FAIRFIELD COUNTY, Conn. – Like wars, weather disasters are apparently good for the economy. And getting people back to work.

Hurricane Irene helped to create 1,500 construction jobs across Connecticut, reducing the state's unemployment rate in October to 8.7 percent versus a national rate of 9 percent, according to the Connecticut Department of Labor.

It marked the second consecutive monthly drop in the state's unemployment rate, which stood at 8.9 percent in September.

In Fairfield County, the unemployment rate dipped to 7.8 percent in October, down 0.1 percent from the previous month and down from 8.1 percent a year ago.

"There is a silver lining after all resulting from the horrible weather we had in the late summer and fall," said Patrick Flaherty, economist with the Connecticut Department of Labor. "Not only have we seen jobs created in construction as a result of Irene, we expect that to happen again after the unexpected October snowstorm."

That's the best news of all, at least temporarily for the construction industry — which has been devastated by the recession — that the trend will likely continue because of October's pre-Halloween nor'easter.

That storm, which resulted in prolonged and record-setting power outages that cost one power company CEO his job, is expected to create more construction jobs and lower the unemployment rate again this month.

The labor department indicated that all together, employers added 6,500 jobs for a second straight month of job growth in Connecticut. The biggest gain was in the professional and business service industry, which added 3,000 jobs. This sector includes temporary employment services.

"A second month of positive movement in Connecticut's jobs and unemployment numbers is always good news; however, the employment sectors that appear most responsible for October's job growth seem to be related to demand for repairs driven by Hurricane Irene," Andy Condon, the labor department's director of the office of research, said in a report issued this week.

"The strongest increases came from construction, temporary employment services, and services to buildings and dwellings," Condon said. "We would expect this type of job growth to be temporary."

But even a temporary boost in construction jobs is welcome news to an industry that lost 18,500 jobs from the start of the economic downfall in March 2008 through the recession's low point in January 2010, said Flaherty.

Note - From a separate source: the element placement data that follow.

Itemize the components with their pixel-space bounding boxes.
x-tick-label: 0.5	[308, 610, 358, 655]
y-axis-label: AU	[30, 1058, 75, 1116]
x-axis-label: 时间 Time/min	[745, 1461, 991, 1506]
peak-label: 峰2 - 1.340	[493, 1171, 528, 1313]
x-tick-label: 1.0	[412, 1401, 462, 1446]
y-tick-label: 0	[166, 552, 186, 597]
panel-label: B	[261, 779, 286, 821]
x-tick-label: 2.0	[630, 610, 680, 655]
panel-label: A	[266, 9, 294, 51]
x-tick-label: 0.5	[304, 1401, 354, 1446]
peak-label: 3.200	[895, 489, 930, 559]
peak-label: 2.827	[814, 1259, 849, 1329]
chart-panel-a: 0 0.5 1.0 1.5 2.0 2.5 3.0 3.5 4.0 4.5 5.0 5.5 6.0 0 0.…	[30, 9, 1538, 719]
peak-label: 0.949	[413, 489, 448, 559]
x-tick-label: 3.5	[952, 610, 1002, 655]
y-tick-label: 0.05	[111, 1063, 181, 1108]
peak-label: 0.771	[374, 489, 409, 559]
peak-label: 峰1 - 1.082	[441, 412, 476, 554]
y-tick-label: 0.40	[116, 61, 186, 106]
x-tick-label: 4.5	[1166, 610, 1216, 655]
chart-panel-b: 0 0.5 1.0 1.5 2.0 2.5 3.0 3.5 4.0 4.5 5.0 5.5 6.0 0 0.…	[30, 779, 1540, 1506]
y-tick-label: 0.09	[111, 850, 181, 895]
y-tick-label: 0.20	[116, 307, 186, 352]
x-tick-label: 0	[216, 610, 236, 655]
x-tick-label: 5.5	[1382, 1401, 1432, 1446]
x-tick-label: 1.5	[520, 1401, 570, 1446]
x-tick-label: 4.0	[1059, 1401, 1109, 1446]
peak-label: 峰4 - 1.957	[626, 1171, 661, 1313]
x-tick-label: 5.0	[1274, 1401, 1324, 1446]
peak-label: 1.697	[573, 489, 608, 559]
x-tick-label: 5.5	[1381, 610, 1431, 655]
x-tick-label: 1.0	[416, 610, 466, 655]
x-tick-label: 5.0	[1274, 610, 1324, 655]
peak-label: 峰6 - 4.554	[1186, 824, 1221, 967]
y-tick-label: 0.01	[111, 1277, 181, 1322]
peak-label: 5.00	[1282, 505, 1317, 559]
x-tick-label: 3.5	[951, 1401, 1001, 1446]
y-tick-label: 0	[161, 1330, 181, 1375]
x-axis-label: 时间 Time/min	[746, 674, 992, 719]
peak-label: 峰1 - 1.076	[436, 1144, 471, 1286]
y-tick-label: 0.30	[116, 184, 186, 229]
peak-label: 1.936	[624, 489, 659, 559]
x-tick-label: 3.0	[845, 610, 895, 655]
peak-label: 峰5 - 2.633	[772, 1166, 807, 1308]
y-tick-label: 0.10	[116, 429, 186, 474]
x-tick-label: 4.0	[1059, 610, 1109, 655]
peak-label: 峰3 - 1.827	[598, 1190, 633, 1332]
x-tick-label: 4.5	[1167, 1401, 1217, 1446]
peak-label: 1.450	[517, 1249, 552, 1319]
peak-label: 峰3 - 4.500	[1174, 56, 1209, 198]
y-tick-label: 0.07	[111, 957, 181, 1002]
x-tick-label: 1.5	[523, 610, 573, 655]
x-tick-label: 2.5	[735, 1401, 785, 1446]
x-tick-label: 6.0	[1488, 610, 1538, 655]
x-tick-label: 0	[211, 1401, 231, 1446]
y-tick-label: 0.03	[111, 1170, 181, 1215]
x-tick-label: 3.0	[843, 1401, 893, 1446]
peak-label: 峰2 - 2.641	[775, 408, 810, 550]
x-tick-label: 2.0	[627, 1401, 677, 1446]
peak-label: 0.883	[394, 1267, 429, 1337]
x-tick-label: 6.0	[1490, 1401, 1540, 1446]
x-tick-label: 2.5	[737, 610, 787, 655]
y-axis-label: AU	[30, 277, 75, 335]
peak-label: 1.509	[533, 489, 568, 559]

"As we have seen in New Orleans in a city being rebuilt after a terrible disaster like Hurricane Katrina, it does (at least) create the need for construction work and that results in jobs," Flaherty said. "We know this won't last forever, but this boost in construction jobs is coming at a good time with the holidays here."

Jobs in finance, however, dropped by 300 in October and are down 2,300 from a year ago, reflecting a continued strain on employment in that industry, said labor department officials.

They said the overall state labor force grew by about 6,500 in October, nearly double the 3,600 increase in September.

However, the workforce is down by 15,000 people from a year ago, reflecting a large pool of people who have abandoned the search for employment in the state, said labor department officials.

But with only 80,000 more jobs nationwide, economists indicated that Connecticut's job growth in October represented 8 percent of the national total, which is considered substantial, as the state is one of the smallest in the country.